Изменить стиль страницы

– Вы, я вижу, тут разговляетесь, как на пасху! – воскликнул восхищенный Цедро.

– А ты как думал! Баб, правда, нет никаких, ни тех, ни других, зато Скаржинский наделал таких колбас, что целый полк вот уже неделю уплетает их и никак не может наесться.

– Откуда же вы набрали свиней?

– Ну, об этом Скаржинского спроси…

– Думаешь, это все. Да у Скаржинского полон хлев свиней, он так их кормит, что они двинуться не могут, а колет только самых жирных.

– Одно только, братцы, его сокрушает, – посмеивался старый Шульц, – что не может он хоть часть этих свиней погнать на ярмарку в Вонвольницу или Баранов… То-то бы набил мошну!

– Ну-ка, питухи! Выпьем за здоровье молокососа Цедро! – крикнул Прендовский.

– Ну, коли ты от такой раны не окочурился, значит, молодец. Перекувырнулся, как клоун в цирке, а уж кровь хлестала, как у сохатого, когда ему под пятое ребро попадут, – бормотал Незабитовский.

– Хоть ты с нами в этих чертовых горах Худенес не был, однако боевое крещение получил.

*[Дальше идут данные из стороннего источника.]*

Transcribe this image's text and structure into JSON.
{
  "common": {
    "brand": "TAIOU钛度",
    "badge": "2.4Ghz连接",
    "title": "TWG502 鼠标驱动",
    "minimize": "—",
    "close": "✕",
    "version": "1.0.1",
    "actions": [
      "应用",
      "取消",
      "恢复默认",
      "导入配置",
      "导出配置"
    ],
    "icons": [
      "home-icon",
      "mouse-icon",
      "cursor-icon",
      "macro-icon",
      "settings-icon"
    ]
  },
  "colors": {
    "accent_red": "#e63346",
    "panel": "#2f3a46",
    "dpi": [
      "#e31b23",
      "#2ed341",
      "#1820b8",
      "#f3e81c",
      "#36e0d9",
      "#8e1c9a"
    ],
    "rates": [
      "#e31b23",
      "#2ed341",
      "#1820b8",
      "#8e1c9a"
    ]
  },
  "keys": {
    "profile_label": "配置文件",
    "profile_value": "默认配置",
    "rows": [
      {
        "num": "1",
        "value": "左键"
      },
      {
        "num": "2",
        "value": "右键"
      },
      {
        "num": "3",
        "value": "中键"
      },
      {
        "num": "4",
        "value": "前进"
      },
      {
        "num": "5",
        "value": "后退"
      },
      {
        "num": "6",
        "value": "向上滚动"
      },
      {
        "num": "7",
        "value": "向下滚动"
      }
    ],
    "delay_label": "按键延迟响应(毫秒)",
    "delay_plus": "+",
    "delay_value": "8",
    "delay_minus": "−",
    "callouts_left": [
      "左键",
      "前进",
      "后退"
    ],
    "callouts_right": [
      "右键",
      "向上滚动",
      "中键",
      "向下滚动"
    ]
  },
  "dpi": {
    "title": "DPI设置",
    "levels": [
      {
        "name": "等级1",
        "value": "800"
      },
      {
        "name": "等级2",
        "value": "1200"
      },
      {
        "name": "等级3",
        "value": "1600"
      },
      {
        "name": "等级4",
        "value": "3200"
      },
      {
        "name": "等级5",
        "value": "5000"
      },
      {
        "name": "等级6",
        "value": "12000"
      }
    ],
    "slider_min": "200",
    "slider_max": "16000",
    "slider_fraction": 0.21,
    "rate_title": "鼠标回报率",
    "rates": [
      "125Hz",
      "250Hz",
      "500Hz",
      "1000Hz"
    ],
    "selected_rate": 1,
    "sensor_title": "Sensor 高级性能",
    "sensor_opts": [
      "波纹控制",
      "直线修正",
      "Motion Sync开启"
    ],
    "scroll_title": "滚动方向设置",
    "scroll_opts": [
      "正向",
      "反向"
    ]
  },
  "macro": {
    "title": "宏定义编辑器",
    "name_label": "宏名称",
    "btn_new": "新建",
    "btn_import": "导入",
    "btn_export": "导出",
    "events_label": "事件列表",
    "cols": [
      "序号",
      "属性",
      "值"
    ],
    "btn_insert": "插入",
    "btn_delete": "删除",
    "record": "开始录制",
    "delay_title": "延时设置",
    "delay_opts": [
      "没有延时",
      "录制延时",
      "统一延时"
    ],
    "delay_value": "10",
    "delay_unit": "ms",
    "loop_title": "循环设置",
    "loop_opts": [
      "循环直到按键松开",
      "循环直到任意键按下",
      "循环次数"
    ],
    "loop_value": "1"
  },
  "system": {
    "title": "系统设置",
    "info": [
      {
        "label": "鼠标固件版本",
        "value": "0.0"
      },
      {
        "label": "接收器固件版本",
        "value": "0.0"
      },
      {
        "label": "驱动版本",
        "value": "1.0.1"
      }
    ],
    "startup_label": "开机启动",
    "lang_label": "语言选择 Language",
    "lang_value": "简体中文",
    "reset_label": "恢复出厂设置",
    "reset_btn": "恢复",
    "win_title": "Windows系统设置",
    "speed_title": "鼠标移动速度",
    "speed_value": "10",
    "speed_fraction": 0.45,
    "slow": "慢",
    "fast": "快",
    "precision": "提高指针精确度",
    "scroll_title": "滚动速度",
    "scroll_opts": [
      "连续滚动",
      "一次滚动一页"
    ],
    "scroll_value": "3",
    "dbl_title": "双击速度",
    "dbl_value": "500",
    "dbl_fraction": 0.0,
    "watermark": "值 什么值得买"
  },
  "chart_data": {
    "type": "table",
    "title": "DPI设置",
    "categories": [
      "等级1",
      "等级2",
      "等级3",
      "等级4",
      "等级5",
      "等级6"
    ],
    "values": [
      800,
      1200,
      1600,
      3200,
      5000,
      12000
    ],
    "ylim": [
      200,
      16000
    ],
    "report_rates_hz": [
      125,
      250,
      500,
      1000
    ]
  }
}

Выпьем за улана!

– Выпьем круговую за улана! – крикнули офицеры.

Вся полупьяная компания встала. Цедро окинул офицеров глазами, и солдатская грудь его запылала восторгом. Он готов был умереть за этих людей, он дал бы изрубить себя на куски за честь, которую они оказали ему, подняв тост за него и назвав его уланом… Цедро хотел сказать им, что видел Наполеона. Он поднял бокал…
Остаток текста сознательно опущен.